Aha, love it. Faster faster faster.

EDIT: I journal these days, no fiction sadly, but here's something I've been thinking about lately:

Two lovers, Beren and Luthien, separated at the fords of a river in the north of Doriath, perhaps in the forest of Neldoreth, for what think they the last time. Beren turns away, set for death and ruin, as Luthien watches helpless from the shadowy trees. But in the Lay comes what is decidedly an odd passage, in context: Beren as he wanders reflecting on the vim and vibrancy that surrounds him. The grass grows, the sky is clear, the wind whistles down from a high place through the shimmering willows. Though all to ruin fell the world, he says, Yet were its making good – for this. For this, and for Luthien. His suffering and travails were, are and will be worth the cost, though no happiness may lie in his future and precious little has appeared in his past. The dusk, the dawn, the earth, the sea, the stanza ends, That Luthien for a time should be. There is a deep, fundamental beauty to this thought, unquenchable by any evil or darkness, like the light shining from a phial in a web-ridden cave. These two lovers, briefly, have known love undimmed by sorrow or circumstance; to them, little else matters.

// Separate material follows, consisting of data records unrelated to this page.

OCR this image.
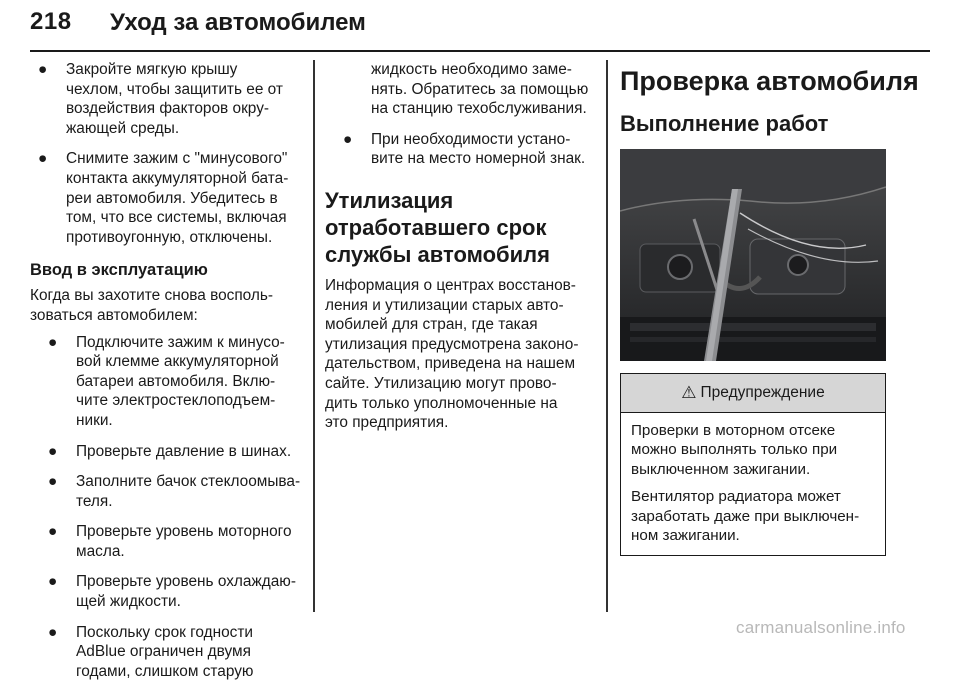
218 Уход за автомобилем
● Закройте мягкую крышу
чехлом, чтобы защитить ее от
воздействия факторов окру-
жающей среды.
● Снимите зажим с "минусового"
контакта аккумуляторной бата-
реи автомобиля. Убедитесь в
том, что все системы, включая
противоугонную, отключены.
Ввод в эксплуатацию

Когда вы захотите снова восполь-
зоваться автомобилем:

● Подключите зажим к минусо-
вой клемме аккумуляторной
батареи автомобиля. Вклю-
чите электростеклоподъем-
ники.
● Проверьте давление в шинах.
● Заполните бачок стеклоомыва-
теля.
● Проверьте уровень моторного
масла.
● Проверьте уровень охлаждаю-
щей жидкости.
● Поскольку срок годности
AdBlue ограничен двумя
годами, слишком старую
жидкость необходимо заме-
нять. Обратитесь за помощью
на станцию техобслуживания.
● При необходимости устано-
вите на место номерной знак.
Утилизация
отработавшего срок
службы автомобиля

Информация о центрах восстанов-
ления и утилизации старых авто-
мобилей для стран, где такая
утилизация предусмотрена законо-
дательством, приведена на нашем
сайте. Утилизацию могут прово-
дить только уполномоченные на
это предприятия.

Проверка автомобиля
Выполнение работ
⚠ Предупреждение

Проверки в моторном отсеке
можно выполнять только при
выключенном зажигании.

Вентилятор радиатора может
заработать даже при выключен-
ном зажигании.

carmanualsonline.info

“Then again Ilúvatar arose, and the Ainur perceived that his countenance was stern; and he lifted up his right hand, and behold! a third theme grew amid the confusion, and it was unlike the others. For it seemed at first soft and sweet, a mere rippling of gentle sounds in delicate melodies; but it could not be quenched, and it took to itself power and profundity.”

Often the simplest expressions of beauty are the most unshakable.